А этого седовласого сорокалетнего я даже по имени запомнил. Саша Проханов его зовут, вот. Писатель он. Пишет там про что-то. Может, и возьмем. Надо с кем-то еще посоветоваться. С Михалковым. Он говорит, правда, как-то долго. Заикается вечно. Как меня увидит, так и начинает заикаться. От волнения, дескать. Хоть я-то не Иосиф Виссарионович, который ему карандаши дарил. Интересно, исписал он карандаш или нет еще? Или в запретном серванте держит, чтобы ни комочка не отвалилось? А может, крысы погрызли? Представляешь себе: приезжает Михалков на казенной «Волге» к себе на дачу, на Николину Гору. Сразу лезет в запретный сервант посмотреть, на месте ли Иосифа Виссарионыча карандаш. А там уже все крысы погрызли! Один ластик остался! Заикайся теперь, не заикайся – трындец всему. Это меня внук Андрюшка научил: вместо «пиздец» говорить «трындец». Какое-то слово переводное и почти что даже не матерное. Но Михалкову-то все равно. Ему что трындец, что пиздец. Был великий карандаш, да весь и погрызли. Просрал карандаш, батенька. Навсегда просрал. Потому что от крыс никакой запретный сервант не помогает. Это если б ты в Днепродзержинске на кузнечном цеху поработал, сразу бы знал. Крысы даже фрезерный станок сожрут, если голодные. А ты-то, заика хренов, только все по Москве и Московской области. Хряпнул коньяку в «Национале», закусил селедочкой в «Метрополе» – и с шофером личным на имение, в Ни-колину Гору. Ну еще по заграницам, конечно. Здесь гим-нюку гребаному равных нет. Как тебе было карандаш сбе-регти! Теперь-то уж только стреляться. Но ты и наградной пистолет, что я тебе на юбилей справил, профукал. На шестьдесят лет я ж тебе, сука – а вот это точно не матерное, собака простая, женского пола, правда, – я тебе этими дряхлыми руками вручил. На твои шестьдесят лет, не мои. Я тебя лет на семь старше, помню, почти точно помню. А потом твой сынуля пистолет в Америку вывез. Продал его там каким-то евреям и на вырученное жил три года. Ему ж кино-то снимать не давали. Да и теперь не дают – кому нужен сын заики советского долговязого? Мне таможенники тогда говорят: «Леонид Ильич, вывез сынок наградное оружие-то». А я им: «А вы чего ж не задержали-то, дурачье?» А они мне: «А он все вашим именем клялся. Дескать, позвоню Леониду Ильичу, он все временно разрешил. Мы и зассали как-то».
Зассали.
Вот до чего дошли советские органы управления.

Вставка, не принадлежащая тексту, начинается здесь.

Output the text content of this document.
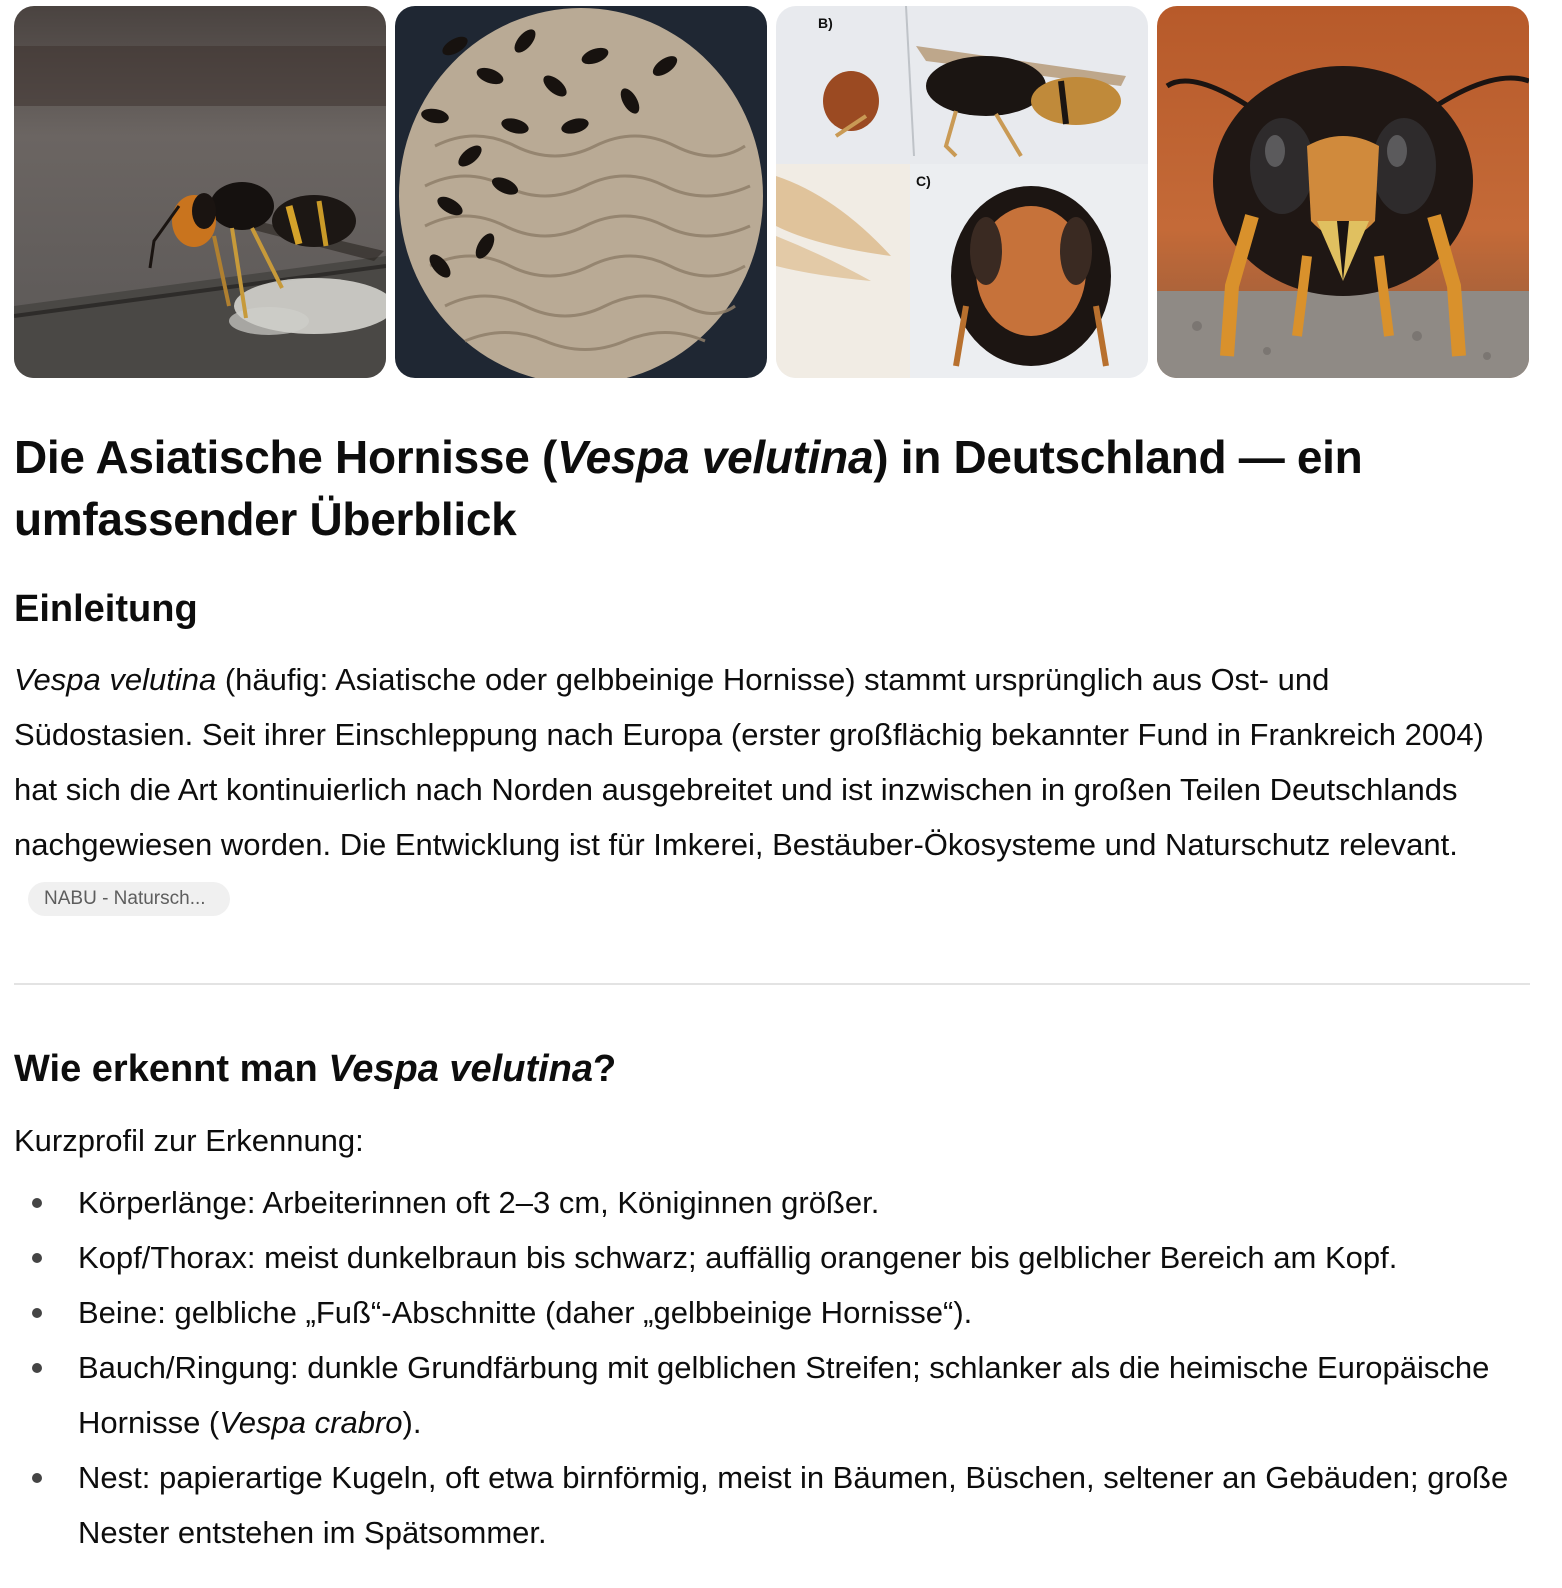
B)
C)
Die Asiatische Hornisse (Vespa velutina) in Deutschland — ein umfassender Überblick
Einleitung

Vespa velutina (häufig: Asiatische oder gelbbeinige Hornisse) stammt ursprünglich aus Ost- und Südostasien. Seit ihrer Einschleppung nach Europa (erster großflächig bekannter Fund in Frankreich 2004) hat sich die Art kontinuierlich nach Norden ausgebreitet und ist inzwischen in großen Teilen Deutschlands nachgewiesen worden. Die Entwicklung ist für Imkerei, Bestäuber-Ökosysteme und Naturschutz relevant.NABU - Natursch...

Wie erkennt man Vespa velutina?

Kurzprofil zur Erkennung:

Körperlänge: Arbeiterinnen oft 2–3 cm, Königinnen größer.
Kopf/Thorax: meist dunkelbraun bis schwarz; auffällig orangener bis gelblicher Bereich am Kopf.
Beine: gelbliche „Fuß“-Abschnitte (daher „gelbbeinige Hornisse“).
Bauch/Ringung: dunkle Grundfärbung mit gelblichen Streifen; schlanker als die heimische Europäische Hornisse (Vespa crabro).
Nest: papierartige Kugeln, oft etwa birnförmig, meist in Bäumen, Büschen, seltener an Gebäuden; große Nester entstehen im Spätsommer.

Я им временно разрешил, так они и зассали.
А если им обратно временно запретить, как Иосиссарионыч?
Что бы там Чазов ни трындел. Я хоть и говорю плохо. И перловка несвежая во рту у меня. Я не заикаюсь. Как некоторые. И до самого бассейна «Москва» заикаться не буду. До ста двадцати.

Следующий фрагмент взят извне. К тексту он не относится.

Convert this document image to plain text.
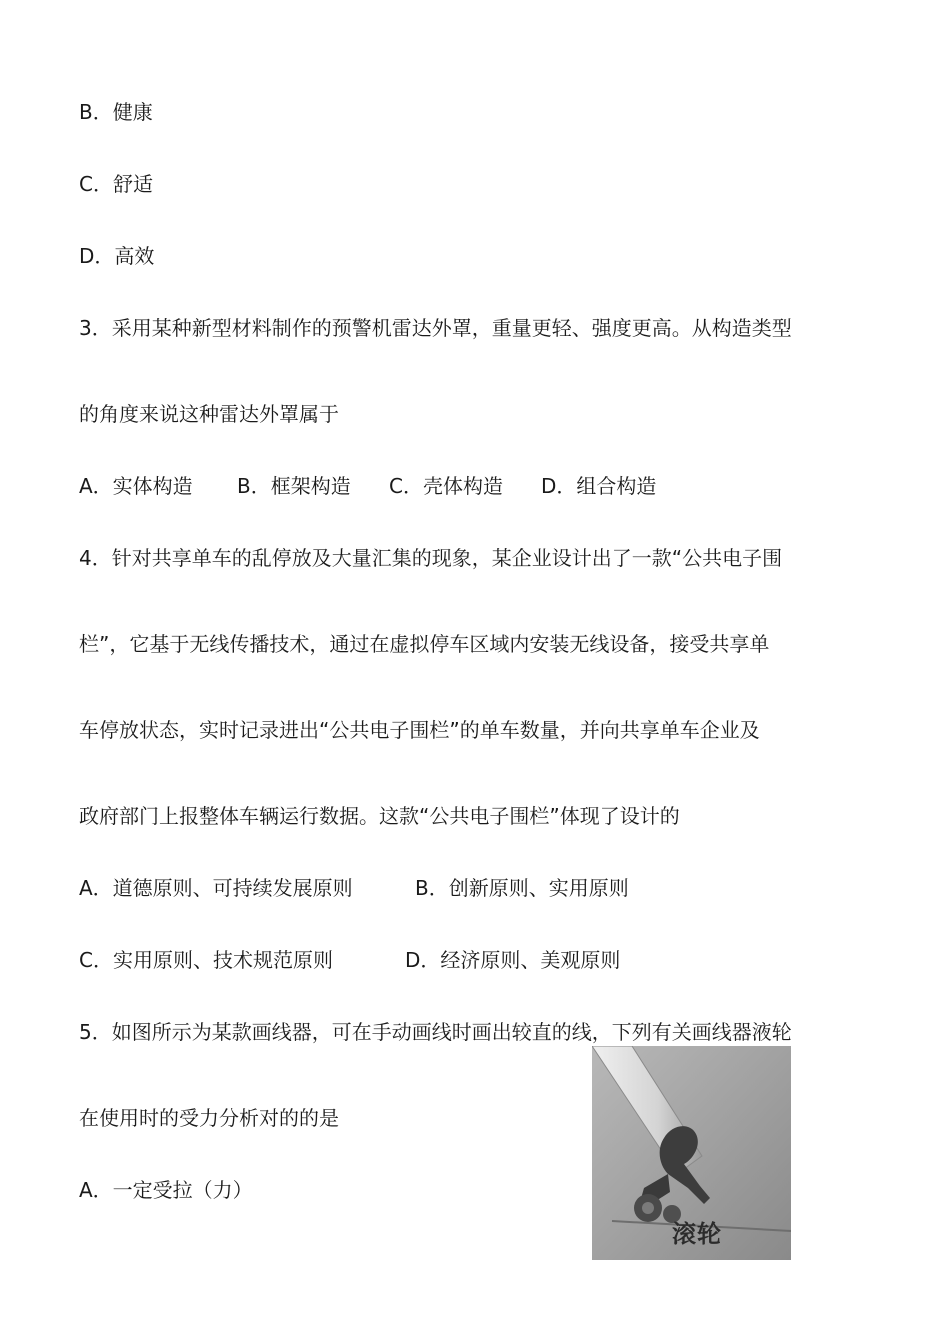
B．健康
C．舒适
D．高效
3．采用某种新型材料制作的预警机雷达外罩，重量更轻、强度更高。从构造类型
的角度来说这种雷达外罩属于
A．实体构造 B．框架构造 C．壳体构造 D．组合构造
4．针对共享单车的乱停放及大量汇集的现象，某企业设计出了一款“公共电子围
栏”，它基于无线传播技术，通过在虚拟停车区域内安装无线设备，接受共享单
车停放状态，实时记录进出“公共电子围栏”的单车数量，并向共享单车企业及
政府部门上报整体车辆运行数据。这款“公共电子围栏”体现了设计的
A．道德原则、可持续发展原则	B．创新原则、实用原则
C．实用原则、技术规范原则	D．经济原则、美观原则
5．如图所示为某款画线器，可在手动画线时画出较直的线，下列有关画线器液轮
在使用时的受力分析对的的是
A．一定受拉（力）
滚轮
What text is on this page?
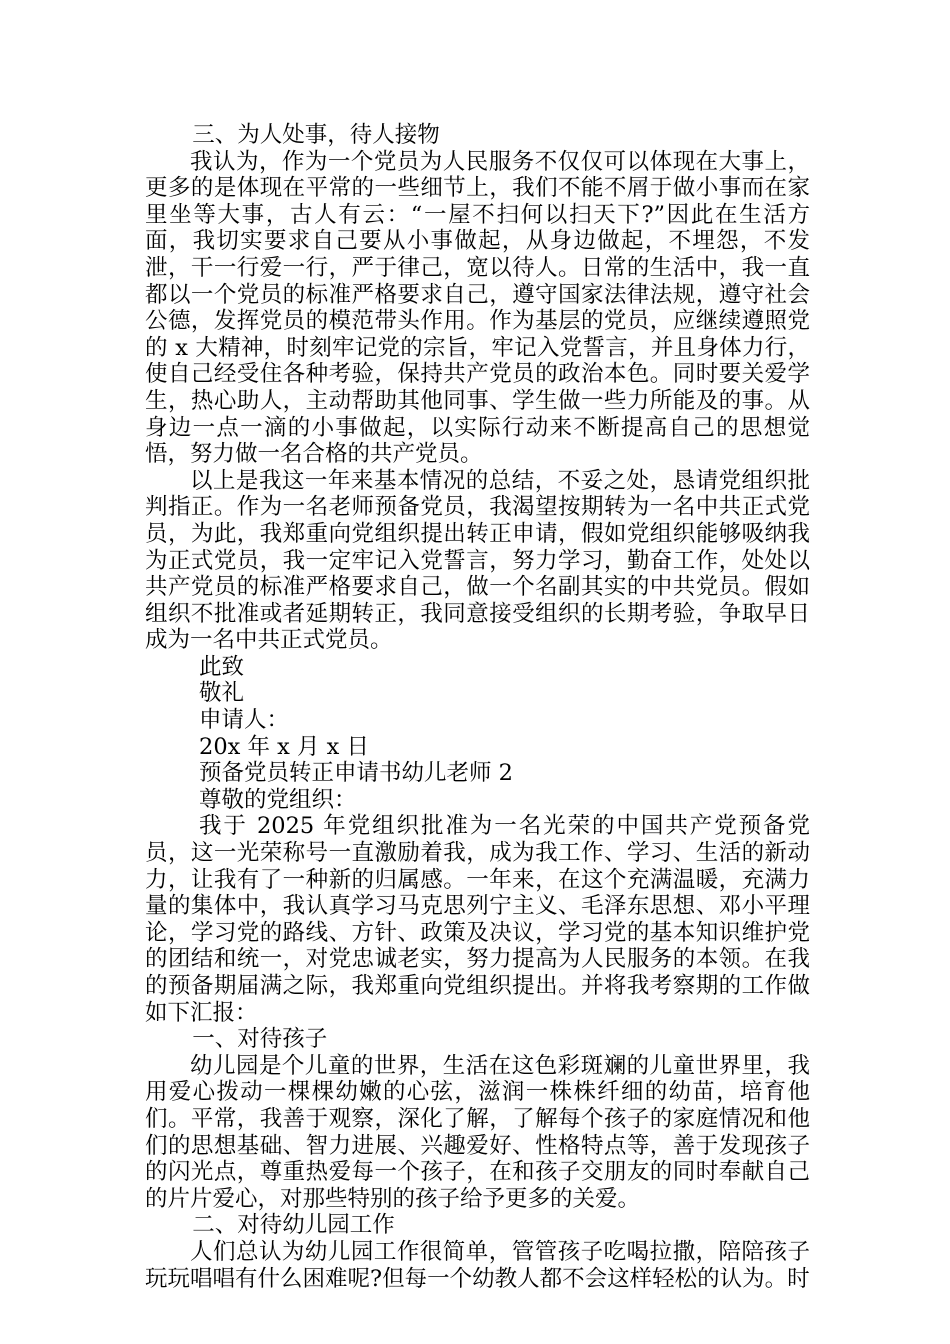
三、为人处事，待人接物

我认为，作为一个党员为人民服务不仅仅可以体现在大事上，更多的是体现在平常的一些细节上，我们不能不屑于做小事而在家里坐等大事，古人有云：“一屋不扫何以扫天下?”因此在生活方面，我切实要求自己要从小事做起，从身边做起，不埋怨，不发泄，干一行爱一行，严于律己，宽以待人。日常的生活中，我一直都以一个党员的标准严格要求自己，遵守国家法律法规，遵守社会公德，发挥党员的模范带头作用。作为基层的党员，应继续遵照党的 x 大精神，时刻牢记党的宗旨，牢记入党誓言，并且身体力行，使自己经受住各种考验，保持共产党员的政治本色。同时要关爱学生，热心助人，主动帮助其他同事、学生做一些力所能及的事。从身边一点一滴的小事做起，以实际行动来不断提高自己的思想觉悟，努力做一名合格的共产党员。

以上是我这一年来基本情况的总结，不妥之处，恳请党组织批判指正。作为一名老师预备党员，我渴望按期转为一名中共正式党员，为此，我郑重向党组织提出转正申请，假如党组织能够吸纳我为正式党员，我一定牢记入党誓言，努力学习，勤奋工作，处处以共产党员的标准严格要求自己，做一个名副其实的中共党员。假如组织不批准或者延期转正，我同意接受组织的长期考验，争取早日成为一名中共正式党员。

此致

敬礼

申请人：

20x 年 x 月 x 日

预备党员转正申请书幼儿老师 2

尊敬的党组织：

我于 2025 年党组织批准为一名光荣的中国共产党预备党员，这一光荣称号一直激励着我，成为我工作、学习、生活的新动力，让我有了一种新的归属感。一年来，在这个充满温暖，充满力量的集体中，我认真学习马克思列宁主义、毛泽东思想、邓小平理论，学习党的路线、方针、政策及决议，学习党的基本知识维护党的团结和统一，对党忠诚老实，努力提高为人民服务的本领。在我的预备期届满之际，我郑重向党组织提出。并将我考察期的工作做如下汇报：

一、对待孩子

幼儿园是个儿童的世界，生活在这色彩斑斓的儿童世界里，我用爱心拨动一棵棵幼嫩的心弦，滋润一株株纤细的幼苗，培育他们。平常，我善于观察，深化了解，了解每个孩子的家庭情况和他们的思想基础、智力进展、兴趣爱好、性格特点等，善于发现孩子的闪光点，尊重热爱每一个孩子，在和孩子交朋友的同时奉献自己的片片爱心，对那些特别的孩子给予更多的关爱。

二、对待幼儿园工作

人们总认为幼儿园工作很简单，管管孩子吃喝拉撒，陪陪孩子玩玩唱唱有什么困难呢?但每一个幼教人都不会这样轻松的认为。时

– Какого числа выборы, Михал Андрейч?
– Двадцать четвертого февраля, Леонид Ильич.
О! «Леонид Ильич». Снова понял. А то забываются кругом, демоны. Временно разрешил.
– Это, значит, какого года?
Вот из-за этого и поговаривают, что Леонид Ильич в полном маразме. А он вообще ни в каком ни в маразме. Он просто хочет, чтобы у козла Суслова тоже мозги ворочались. А не только у Генерального секретаря и Председателя Президиума. А то вишь, скажут: временно разрешил.
– Одна тысяча девятьсот восьмидесятого, Леонид Ильич.
– Это, значит, как почти когда Олимпиада у нас?
– Совершенно верно. У нас. Девятнадцатого июля открытие. Одна тысяча девятьсот восьмидесятого года.